Another American preconception that will be sorely tested in the coming weeks and months is the notion that democracy is the panacea for all ills. In point of fact, Iraq has never been a democracy, and can hardly be turned into one overnight. But if an election were to be organized there tomorrow, the Shias, with their 60 per cent population would win a clear majority in parliament and would thus form the government. Already, there are manifest signs of Iranian influence, and many Shia leaders have announced their intention of establishing an Islamic government. Are the Americans ready to live with this reality?
Indeed, American neo-conservatives and liberals are united in wanting 'regime change' in all the autocratic Arab states in the region and usher in democracy. However, the stark truth is that in most of these countries, given the corrupt and inefficient nature of these governments, the leaders and parties that would replace them in free and fair elections would be mostly fundamentalists. Again, are the Americans ready to live with this reality?
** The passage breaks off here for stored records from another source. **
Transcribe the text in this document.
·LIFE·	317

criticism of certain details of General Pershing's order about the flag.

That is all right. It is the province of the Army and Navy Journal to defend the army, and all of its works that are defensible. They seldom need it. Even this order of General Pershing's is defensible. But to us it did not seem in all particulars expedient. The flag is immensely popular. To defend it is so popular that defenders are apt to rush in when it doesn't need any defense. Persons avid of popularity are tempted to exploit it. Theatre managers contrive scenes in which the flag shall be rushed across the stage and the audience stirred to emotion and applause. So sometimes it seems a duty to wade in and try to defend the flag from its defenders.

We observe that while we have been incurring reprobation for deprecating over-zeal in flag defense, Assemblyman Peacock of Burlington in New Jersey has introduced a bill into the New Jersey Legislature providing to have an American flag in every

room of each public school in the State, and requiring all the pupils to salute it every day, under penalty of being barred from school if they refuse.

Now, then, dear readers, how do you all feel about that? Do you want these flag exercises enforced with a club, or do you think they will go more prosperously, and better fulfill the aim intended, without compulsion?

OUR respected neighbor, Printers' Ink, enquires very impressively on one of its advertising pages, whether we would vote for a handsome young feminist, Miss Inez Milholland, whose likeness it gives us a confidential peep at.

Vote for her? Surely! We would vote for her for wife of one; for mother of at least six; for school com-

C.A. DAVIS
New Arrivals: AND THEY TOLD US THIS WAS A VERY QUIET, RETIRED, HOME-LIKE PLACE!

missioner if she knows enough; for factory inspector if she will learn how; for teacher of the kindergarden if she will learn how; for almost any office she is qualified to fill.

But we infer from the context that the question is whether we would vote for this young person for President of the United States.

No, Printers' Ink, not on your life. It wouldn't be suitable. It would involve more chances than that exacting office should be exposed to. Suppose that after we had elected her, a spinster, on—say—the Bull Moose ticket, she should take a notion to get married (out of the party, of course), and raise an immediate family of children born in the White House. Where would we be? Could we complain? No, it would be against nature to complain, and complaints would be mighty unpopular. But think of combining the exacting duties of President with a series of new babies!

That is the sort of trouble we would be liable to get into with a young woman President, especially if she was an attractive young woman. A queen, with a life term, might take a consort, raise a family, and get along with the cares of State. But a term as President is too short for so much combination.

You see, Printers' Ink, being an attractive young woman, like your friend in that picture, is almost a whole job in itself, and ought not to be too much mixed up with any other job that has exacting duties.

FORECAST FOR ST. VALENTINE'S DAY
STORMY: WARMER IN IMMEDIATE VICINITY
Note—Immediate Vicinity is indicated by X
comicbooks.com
Since the events of 9/11, Bush and his administration have made their distrust and dislike of Muslims very clear. Apart from their increased support for Israel and their invasion of Afghanistan and Iraq, they have mounted pressure on Syria and Iran. Internally, they have subjected Muslims to a virtual witch-hunt through the new INS registration requirements that have caused a wave of unrest and insecurity among Muslims from all over the world who have been living and working in the US as law-abiding citizens or aspiring citizens for years.
Across the globe, Muslims view this onslaught on the ummah as a continuation of the crusades. Even educated, liberal and well-to-do believers are beginning to feel that Osama bin Laden might be right, and that jihad is the only way to defend themselves.